Engano. A consciência da morte é de fato uma das coisas, juntamente com o pensamento e com a linguagem que nos faz humanos. O homem é o único animal que sabe que vai morrer um dia. E isso aprendemos pela perda do outro. Na história de sua evolução, o homem se tornou humano a partir do momento em que começou a realizar seus ritos funerários, há 80.000 anos atrás. Só aí sabemos que o homem começa a se relacionar ao próximo como ser humano.
Michel de Montaigne diz que filosofar é aprender a morrer. Luc Ferry diz que o objetivo final da filosofia é o de vencer o medo da morte. Nada a ver com religião. A religião se contenta em promover a idéia de uma suposta imortalidade da alma, baseada em preceitos que vivos nunca poderemos comprovar. A filosofia busca uma reposta para dar um sentido a vida perante uma morte certa porém desconhecida.
Sócrates enfrenta a morte com estoicismo. Prefere a morte a renegar seus princípios. Diz que o importante não é sua pessoa mas a verdade de sua obra que sobreviverá por ele. Como Sophie Scholl enfrentando a guilhotina nazista. Como Cristo na cruz. Como os samurais que segundo o bushido, seu código de honra, preparam-se dia e noite para a morte, se considerando mortos vivos e por isso sem medo.

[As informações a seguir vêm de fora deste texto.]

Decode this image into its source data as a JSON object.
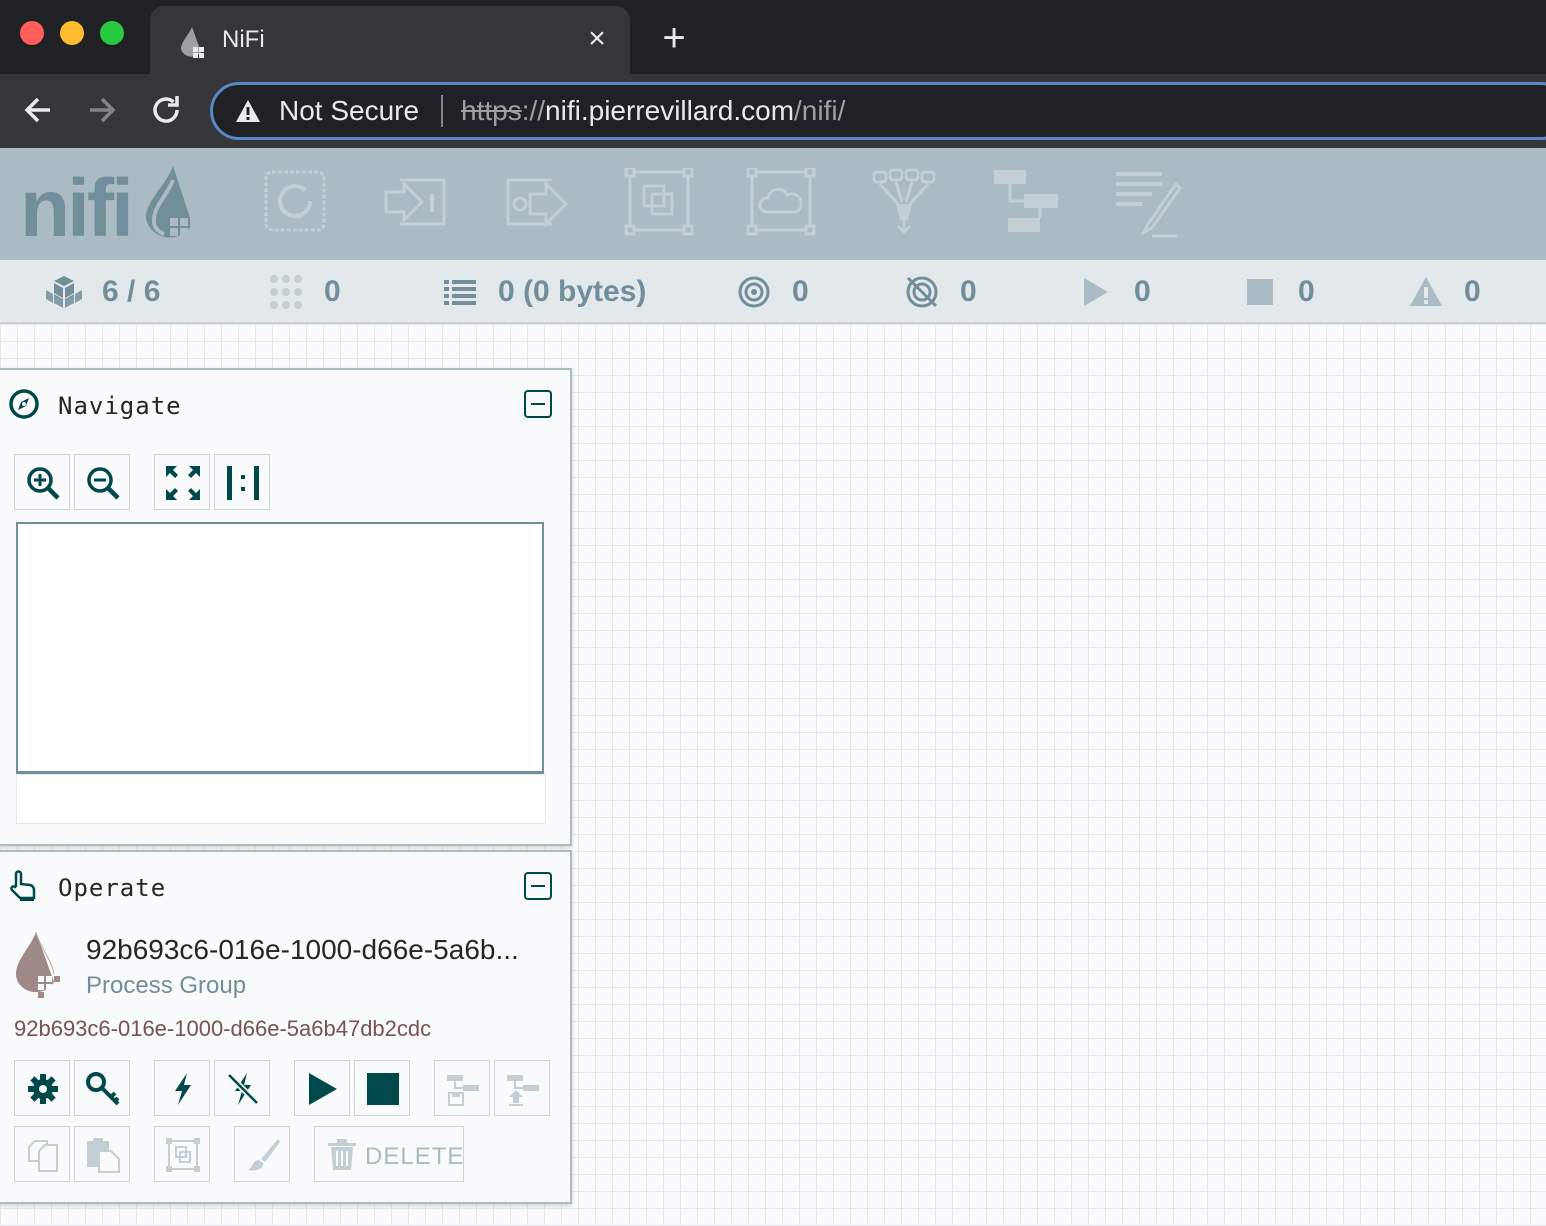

Já os drogados e os desajustados que gostam de saltar de precipícios ou sobre carros em chamas com uma moto gostam de olhar a morte na cara porque têm as vidas tão vazias que esta é simplesmente a única maneira de saber que ainda estão vivos.
Há quem passe a vida tentando prolongá-la de qualquer maneira, até o extremo de querer se congelar para ressucitar no futuro. Preocupados com qualquer bactéria ou com o colesterol, com carros blindados, capazes de sacrificar inclusive sua honra se disso depender sua vida. A vida se torna um capital a preservar a qualquer custo. Se tornam como esses mercadores de Osaka tão desprezados pelos samurais.
O fato é que a morte é inevitável. E por mais insuportável que seja a agonia, a dor, ou a perda de um ente querido, saber que somos mortais nos devolve a humildade perdida, e com ela nossa humanidade.
E o melhor jeito de perder o medo da morte é o de aprender a viver, e aprender a viver é aprender a pensar e a ter alegria com a vida. Diz Rousseau que o homem que mais viveu não é o que contou mais anos vividos, mas sim o que sentiu mais a vida.